PolyPeptide, Lax’s former firm, says it invested almost $266 million between 2020 and 2023 to scale up peptide manufacturing. Final yr, the corporate deployed what it calls the “percolation-based washing methodology,” which decreased its general solvent consumption by 24% in contrast with 2022. PolyPeptide can be increasing its utilization of inexperienced solvents, which have a smaller environmental influence.
“Final yr we managed to begin 13% of our tasks with inexperienced solvents,” John Lee, an R&D chemist at PolyPeptide, says in an e mail.
However Arora notes that inexperienced solvents can’t be used for the synthesis of every kind of peptides. And Lee says that the trade is mostly reluctant to make the shift to greener solvents. “Many corporations are ‘mounted’ on a normal approach of doing issues,” he says.
Villain factors out that there’s a false impression that inexperienced peptide synthesis solely means utilizing environmentally pleasant solvents. “It additionally means utilizing nasty solvents in as little portions as attainable and recycling them,” he says.

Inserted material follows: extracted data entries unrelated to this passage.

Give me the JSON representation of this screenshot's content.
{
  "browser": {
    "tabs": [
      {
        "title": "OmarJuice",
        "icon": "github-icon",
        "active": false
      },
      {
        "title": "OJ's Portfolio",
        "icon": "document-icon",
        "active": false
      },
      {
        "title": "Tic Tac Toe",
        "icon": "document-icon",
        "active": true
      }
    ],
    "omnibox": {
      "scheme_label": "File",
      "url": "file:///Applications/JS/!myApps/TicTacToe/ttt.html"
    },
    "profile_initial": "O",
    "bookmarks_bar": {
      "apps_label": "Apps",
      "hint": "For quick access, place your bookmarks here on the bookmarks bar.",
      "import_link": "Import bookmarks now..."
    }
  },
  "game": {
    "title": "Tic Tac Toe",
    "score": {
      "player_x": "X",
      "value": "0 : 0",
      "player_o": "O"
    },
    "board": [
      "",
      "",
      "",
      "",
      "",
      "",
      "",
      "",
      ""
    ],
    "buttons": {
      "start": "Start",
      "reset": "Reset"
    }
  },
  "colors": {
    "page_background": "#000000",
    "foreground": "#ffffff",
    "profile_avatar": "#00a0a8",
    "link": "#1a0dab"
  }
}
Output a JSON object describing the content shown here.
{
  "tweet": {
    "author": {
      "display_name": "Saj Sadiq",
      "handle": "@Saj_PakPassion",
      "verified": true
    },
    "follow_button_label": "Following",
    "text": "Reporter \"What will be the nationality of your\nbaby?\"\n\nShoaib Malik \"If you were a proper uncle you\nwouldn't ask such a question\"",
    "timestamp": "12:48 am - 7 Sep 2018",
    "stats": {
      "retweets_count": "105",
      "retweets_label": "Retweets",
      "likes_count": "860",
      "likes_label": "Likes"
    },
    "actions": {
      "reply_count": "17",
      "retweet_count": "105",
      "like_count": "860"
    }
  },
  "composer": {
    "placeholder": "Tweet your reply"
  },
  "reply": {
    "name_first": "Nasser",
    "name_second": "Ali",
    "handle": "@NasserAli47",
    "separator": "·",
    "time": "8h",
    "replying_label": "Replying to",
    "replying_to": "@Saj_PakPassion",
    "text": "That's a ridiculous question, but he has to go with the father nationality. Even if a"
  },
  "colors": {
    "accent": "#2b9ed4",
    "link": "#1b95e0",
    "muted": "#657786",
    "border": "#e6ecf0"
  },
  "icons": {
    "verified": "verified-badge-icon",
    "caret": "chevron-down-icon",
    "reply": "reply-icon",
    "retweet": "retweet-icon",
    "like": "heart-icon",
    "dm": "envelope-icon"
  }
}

Though he agrees that inexperienced peptide synthesis is a sizzling matter within the scientific and industrial communities, Villain doesn’t see hazardous solvents going away anytime quickly. “There are vital efforts to make peptide manufacturing greener, however we’re removed from the optimum level when it comes to inexperienced chemistry within the peptide world,” he says. “Individuals are engaged on it, simply not in a concerted approach.”